Although temporary, the boosted trade volume was a great stress test for Shell. You never know for sure how your protocol will respond to hundreds of millions in trade volume until it happens. The pool passed with flying colors without a hiccup.

This episode also demonstrates that stablecoin liquidity pools are a game of basis points and the difference between dominance and second place is only ten dollars. Slight improvements in efficiency can result in a substantial increase in trade volume. In particular, success revolves around two things:

  1. gas efficiency

  2. capital efficiency

The difference before and after January 20 shows just how decisive gas costs can be.

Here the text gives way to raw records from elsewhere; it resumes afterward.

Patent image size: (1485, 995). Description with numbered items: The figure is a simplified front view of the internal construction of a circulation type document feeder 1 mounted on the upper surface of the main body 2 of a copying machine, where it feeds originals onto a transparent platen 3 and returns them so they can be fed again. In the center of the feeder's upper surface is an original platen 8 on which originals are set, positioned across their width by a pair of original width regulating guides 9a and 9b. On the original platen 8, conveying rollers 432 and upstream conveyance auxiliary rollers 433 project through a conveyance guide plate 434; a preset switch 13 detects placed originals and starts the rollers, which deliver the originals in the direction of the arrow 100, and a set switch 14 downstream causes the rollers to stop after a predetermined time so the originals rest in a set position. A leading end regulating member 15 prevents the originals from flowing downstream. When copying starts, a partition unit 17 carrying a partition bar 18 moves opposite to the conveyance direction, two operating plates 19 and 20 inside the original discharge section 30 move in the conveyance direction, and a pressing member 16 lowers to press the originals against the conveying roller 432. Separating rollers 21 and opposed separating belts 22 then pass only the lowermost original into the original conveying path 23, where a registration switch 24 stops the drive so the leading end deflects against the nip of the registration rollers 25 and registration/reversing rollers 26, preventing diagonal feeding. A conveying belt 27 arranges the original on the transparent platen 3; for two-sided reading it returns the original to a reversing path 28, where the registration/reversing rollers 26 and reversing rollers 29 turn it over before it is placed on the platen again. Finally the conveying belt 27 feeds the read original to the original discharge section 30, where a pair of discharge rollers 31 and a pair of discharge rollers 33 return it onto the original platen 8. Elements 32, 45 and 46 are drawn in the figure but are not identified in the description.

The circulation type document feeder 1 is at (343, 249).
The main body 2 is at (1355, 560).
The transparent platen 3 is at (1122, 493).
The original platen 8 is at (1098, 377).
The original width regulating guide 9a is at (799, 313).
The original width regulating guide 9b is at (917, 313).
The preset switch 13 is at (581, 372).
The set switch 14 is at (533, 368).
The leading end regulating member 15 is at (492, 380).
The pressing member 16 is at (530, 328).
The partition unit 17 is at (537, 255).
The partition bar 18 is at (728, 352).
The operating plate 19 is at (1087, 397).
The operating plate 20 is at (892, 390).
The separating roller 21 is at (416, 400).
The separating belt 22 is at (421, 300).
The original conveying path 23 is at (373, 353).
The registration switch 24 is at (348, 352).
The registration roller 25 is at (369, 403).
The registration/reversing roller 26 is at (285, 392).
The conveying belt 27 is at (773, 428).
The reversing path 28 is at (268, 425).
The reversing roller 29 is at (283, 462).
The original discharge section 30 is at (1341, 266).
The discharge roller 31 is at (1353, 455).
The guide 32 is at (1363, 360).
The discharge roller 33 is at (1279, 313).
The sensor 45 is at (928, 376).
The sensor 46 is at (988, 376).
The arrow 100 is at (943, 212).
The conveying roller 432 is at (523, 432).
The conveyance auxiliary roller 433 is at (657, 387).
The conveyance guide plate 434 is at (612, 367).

The migration to L2 may attenuate the primacy of gas to an extent. Even then, gas optimization will be a big part of any liquidity pool.

Capital efficiency matters as much or more than gas efficiency. Despite being less gas efficient, Curve nonetheless outperforms Uniswap in stablecoin markets because it allocates a majority of its liquidity to a narrow price range around $1.00. In contrast, Uniswap allocates liquidity evenly across all possible price ranges. Because stablecoins primarily trade 1:1, Curve has much lower slippage than Uniswap per unit capital, i.e. Curve is more capital efficient.

After the gas cost correction, the new pools still outperformed the old pools. The old Shell pools were less capital efficient than the new Shell pools because they over-allocated liquidity to exactly 1:1 trades while under-allocating liquidity to trades that are close to but not exactly 1:1.